Make-A-Wish, which grants the wishes of children with severe illnesses, traces its roots back to 1980 and a 7-year-old boy with leukemia named Christopher Greicius. According to the Arizona Department of Public Safety, it was Chris’ dream to be a Highway Patrol motorcycle officer like the characters on his favorite TV show, “CHiPs.”
Shankwitz was among several AZDPS officers who made Chris’ dream come true, making him the first and only Honorary Arizona Highway Patrol Officer, a position that came with his own uniform, a badge and motorcycle officer wings.
Chris died just a few days after his wish had been fulfilled, and Shankwitz led the funeral procession in Illinois, according to AZDPS.
The experience inspired Shankwitz, along with his wife and several others, to found the Make-A-Wish Foundation. Shankwitz was the organization’s first president and CEO.
Today, Make-A-Wish says it grants a wish to a child every 34 minutes in the United States and its territories thanks to the help of thousands of volunteers and donors. The organization also grants wishes to kids in about 50 countries on five continents, it says.
Shankwitz was an AZDPS officer until his retirement in 1996, but he remained an AZDPS reserve detective. He then went to work for the Arizona Motor Vehicle Division’s Office of Special Investigations, the AZDPS says, before retiring in 2001. After that, AZDPS assigned him to the Prescott PD Cold Case Unit. He resigned in 2014 after 42 years of law enforcement service.
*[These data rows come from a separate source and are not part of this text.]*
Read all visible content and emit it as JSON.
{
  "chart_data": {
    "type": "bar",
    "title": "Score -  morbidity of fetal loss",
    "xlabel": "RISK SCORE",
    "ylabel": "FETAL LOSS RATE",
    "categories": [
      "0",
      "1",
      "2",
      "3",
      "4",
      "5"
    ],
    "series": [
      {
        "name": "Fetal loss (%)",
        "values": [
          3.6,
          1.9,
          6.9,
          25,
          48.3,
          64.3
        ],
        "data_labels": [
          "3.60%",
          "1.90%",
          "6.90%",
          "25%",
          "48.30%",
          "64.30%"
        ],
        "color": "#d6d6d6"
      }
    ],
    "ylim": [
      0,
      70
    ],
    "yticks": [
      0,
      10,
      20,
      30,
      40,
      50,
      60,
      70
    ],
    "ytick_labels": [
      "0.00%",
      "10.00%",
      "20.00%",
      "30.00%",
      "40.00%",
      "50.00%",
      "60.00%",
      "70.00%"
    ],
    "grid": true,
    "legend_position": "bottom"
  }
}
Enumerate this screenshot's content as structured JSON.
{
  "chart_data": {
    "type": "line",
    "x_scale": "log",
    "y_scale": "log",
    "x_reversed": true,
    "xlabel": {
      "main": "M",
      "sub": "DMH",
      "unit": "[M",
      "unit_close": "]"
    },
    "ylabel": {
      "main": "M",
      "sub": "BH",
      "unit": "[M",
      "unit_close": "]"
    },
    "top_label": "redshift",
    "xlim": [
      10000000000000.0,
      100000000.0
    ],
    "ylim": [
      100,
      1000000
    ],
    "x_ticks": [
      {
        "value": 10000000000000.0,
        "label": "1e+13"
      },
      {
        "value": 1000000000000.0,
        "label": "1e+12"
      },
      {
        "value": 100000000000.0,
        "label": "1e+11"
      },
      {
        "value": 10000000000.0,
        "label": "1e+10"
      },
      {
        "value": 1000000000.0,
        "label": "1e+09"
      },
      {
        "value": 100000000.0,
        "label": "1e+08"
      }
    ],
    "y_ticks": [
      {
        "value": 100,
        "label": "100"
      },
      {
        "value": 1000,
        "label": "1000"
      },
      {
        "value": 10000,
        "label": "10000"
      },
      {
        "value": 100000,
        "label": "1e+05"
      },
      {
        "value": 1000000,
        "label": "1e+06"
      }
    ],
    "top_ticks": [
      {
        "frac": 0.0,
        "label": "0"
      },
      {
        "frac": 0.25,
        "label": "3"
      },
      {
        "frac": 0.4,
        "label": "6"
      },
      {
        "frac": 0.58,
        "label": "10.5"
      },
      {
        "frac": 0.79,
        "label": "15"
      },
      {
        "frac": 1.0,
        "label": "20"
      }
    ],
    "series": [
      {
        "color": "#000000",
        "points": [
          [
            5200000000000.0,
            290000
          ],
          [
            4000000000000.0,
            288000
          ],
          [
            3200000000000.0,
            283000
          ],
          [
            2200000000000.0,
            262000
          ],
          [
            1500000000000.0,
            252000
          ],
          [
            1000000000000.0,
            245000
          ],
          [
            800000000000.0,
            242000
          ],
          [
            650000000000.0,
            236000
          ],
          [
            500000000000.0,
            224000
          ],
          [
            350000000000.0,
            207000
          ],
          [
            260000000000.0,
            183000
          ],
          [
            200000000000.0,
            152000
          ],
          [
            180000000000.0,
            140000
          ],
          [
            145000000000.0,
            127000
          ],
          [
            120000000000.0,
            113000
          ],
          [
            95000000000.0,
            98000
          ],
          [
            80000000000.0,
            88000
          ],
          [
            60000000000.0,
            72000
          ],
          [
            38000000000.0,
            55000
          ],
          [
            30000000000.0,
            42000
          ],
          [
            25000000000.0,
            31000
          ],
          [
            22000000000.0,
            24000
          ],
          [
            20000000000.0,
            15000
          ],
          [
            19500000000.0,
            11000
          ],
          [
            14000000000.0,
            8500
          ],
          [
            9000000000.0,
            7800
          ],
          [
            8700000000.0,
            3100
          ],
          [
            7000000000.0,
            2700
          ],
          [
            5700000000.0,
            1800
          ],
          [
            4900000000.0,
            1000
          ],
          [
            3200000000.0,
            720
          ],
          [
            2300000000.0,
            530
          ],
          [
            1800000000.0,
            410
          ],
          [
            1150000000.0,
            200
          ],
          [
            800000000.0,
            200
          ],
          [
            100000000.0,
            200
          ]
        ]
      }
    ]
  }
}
Shankwitz later went on to write a memoir, and his life inspired the 2019 film “Wish Man.”
“Make-A-Wish is deeply saddened to learn of the passing of Frank Shankwitz,” the foundation said in a statement on social media, describing Shankwitz as one of six individuals who started the foundation.
“Thanks to all our generous founders, more than 500,000 children with critical illnesses worldwide have had the chance to experience the long-lasting, life-changing benefits of a wish.”